C'est un livre que j'ai lu comme je n'aime pas le faire. Sans trop de continuité et l'esprit trop pris par ailleurs, ce qui explique probablement que je me sens un peu malhonnête d'en parler ici.

L'histoire est connue  déjà de nombre d'entre vous. Celle d'une amitié entre deux enfants qui deviennent adultes, que tout oppose a priori mais que trois choses unissent : leur amour de la montagne,  un père en quelque sorte commun, une maison à bâtir.

Pietro, le narrateur, vit à Milan, fils d'un couple construit sur une enfance partagée dans les Dolomites et un drame originel, qui les a coupés de toute autre famille.
Le père, qui n'a pas connu le sien, "irascible, autoritaire, intolérant" aime "les chamois, les bouquetins, les nuits en bivouac, les ciels étoilées, la neige...", bref la haute montagne qu'il affronte toujours au pas de course.
La mère, "forte et tranquille et conservatrice", "préfère les deux mille - les prairies, les torrents, les forêts- " mais affectionne aussi particulièrement  "les mille, la vie de ces villages de bois et de pierres.... Elle voulait une maison où faire son nid et un village auquel revenir..." 

Entre eux, l'enfant sensible étouffe, sans jamais protester, sans n'avoir jamais eu "un mot de travers".

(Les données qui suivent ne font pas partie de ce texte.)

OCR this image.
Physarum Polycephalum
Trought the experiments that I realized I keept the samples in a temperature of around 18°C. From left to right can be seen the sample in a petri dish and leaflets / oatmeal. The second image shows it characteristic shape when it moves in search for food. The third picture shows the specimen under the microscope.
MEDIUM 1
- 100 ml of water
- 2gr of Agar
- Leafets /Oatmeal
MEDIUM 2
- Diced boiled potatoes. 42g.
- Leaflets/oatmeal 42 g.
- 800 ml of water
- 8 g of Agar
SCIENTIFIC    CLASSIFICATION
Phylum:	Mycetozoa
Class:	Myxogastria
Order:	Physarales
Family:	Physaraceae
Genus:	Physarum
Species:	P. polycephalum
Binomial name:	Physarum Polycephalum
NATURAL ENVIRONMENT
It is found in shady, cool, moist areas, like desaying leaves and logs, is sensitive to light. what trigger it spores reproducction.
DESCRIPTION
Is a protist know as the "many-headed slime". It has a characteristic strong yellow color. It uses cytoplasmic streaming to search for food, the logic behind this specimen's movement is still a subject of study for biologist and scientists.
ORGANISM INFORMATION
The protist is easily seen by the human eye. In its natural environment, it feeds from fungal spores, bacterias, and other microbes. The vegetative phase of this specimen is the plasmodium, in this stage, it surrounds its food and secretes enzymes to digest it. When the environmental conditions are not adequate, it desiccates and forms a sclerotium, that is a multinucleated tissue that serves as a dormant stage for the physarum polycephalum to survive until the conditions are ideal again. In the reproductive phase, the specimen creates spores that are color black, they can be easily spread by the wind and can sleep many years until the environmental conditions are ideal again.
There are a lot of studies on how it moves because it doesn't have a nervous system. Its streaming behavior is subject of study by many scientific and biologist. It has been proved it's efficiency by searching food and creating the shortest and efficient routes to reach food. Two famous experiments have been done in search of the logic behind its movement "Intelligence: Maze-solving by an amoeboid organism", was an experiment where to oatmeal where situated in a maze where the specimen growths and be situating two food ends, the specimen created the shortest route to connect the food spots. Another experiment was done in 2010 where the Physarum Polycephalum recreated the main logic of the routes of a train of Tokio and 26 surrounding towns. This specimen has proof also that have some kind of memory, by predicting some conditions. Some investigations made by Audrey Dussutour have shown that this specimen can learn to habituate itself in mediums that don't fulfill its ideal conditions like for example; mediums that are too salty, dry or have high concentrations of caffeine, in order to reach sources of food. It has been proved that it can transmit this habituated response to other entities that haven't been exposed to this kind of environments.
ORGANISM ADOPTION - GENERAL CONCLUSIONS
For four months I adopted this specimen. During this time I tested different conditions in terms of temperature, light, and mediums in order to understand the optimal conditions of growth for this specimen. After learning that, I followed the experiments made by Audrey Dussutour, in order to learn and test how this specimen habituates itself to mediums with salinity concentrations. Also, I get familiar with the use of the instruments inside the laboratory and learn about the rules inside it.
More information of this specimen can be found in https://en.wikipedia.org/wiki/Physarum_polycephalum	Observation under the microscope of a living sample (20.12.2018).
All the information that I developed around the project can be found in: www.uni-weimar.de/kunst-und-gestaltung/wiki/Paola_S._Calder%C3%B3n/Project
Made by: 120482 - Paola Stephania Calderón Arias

Massif des Dolomites. Italie.

Sa rencontre avec Bruno, un enfant du village dans lequel ils passent leurs vacances, va le libérer un peu de cet étau. Son père travaille au loin, il vit avec sa mère, "une femme qui ne parle pas", que les autres, parce qu'elle est une femme, "juge à moitié folle"
Ils vont parcourir à leur rythme la montagne, ses torrents ses alpages, partir aussi ensemble avec le père de Pietro, plus haut, celui-ci découvrant peut-être en Bruno, le fils qu'il aurait probablement  souhaité.

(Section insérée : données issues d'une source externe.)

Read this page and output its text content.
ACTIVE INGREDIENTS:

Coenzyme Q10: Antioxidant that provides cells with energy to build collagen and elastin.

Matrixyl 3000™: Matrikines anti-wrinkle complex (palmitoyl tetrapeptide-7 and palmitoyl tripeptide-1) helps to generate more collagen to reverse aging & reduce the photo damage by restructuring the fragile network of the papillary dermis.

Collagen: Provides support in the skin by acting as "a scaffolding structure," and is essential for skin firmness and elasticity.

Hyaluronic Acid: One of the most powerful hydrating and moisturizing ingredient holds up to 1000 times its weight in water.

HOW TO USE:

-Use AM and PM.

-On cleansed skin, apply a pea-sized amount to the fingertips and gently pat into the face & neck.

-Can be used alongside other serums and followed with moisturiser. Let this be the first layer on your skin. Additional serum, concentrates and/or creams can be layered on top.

Ils se retrouvent ainsi chaque été, puis, grandissant, un peu moins souvent. 
Mais ils s'inquiètent l'un de l'autre. La mort aussi précoce que brusque du père de Pietro les réunira  à nouveau autour d'une maison à construire. 

L'un vivra sa vie attaché à sa montagne, l'autre parcourra des sommets plus lointains,  cherchant tous deux "à faire quelque chose de sa vie". 
Deux voies en partie séparées, unies par l'amitié.


Source :https://www.etsy.com/fr/listing/234931711/mandala-etoile-a-huit-branches-avec-des montagnes

On retrouve dans ce qui s'appelle ici  "roman", beaucoup des thèmes que Paolo Cognetti a développés  dans un court récit autobiographique "Le garçon sauvage", que j'avais vraiment beaucoup aimé.

La montagne et ses vertus consolantes, la difficulté à être père notamment quand on a pas connu le sien, celle d'être fils, quand on a craint son père et qu'on sait ne pas correspondre à ce qu'il aurait aimé.
S'y ajoute ici des visages de femmes : celles qui sont des mères, celles qui sont des compagnes pour un temps plus ou moins long et qui sont choisies  parfois pour  leur ressemblance avec les précédentes.
Un livre poignant, profond et triste, dans lequel se retrouveront tous ceux qui tournent sur les huit montagnes, comme ceux qui n'en escaladent qu'une, avec toujours en tête ce souhait, pas toujours exaucé,  de savoir où est notre place sur terre.   

Dominique avait beaucoup aimé, Tania également et s'il y en a d'autres, n'hésitez pas à me le dire, je mettrai un lien vers vos articles ! 
Keisha par contre est moins enthousiaste. Dasola, par contrefait partie de celles qui avaient beaucoup aimé.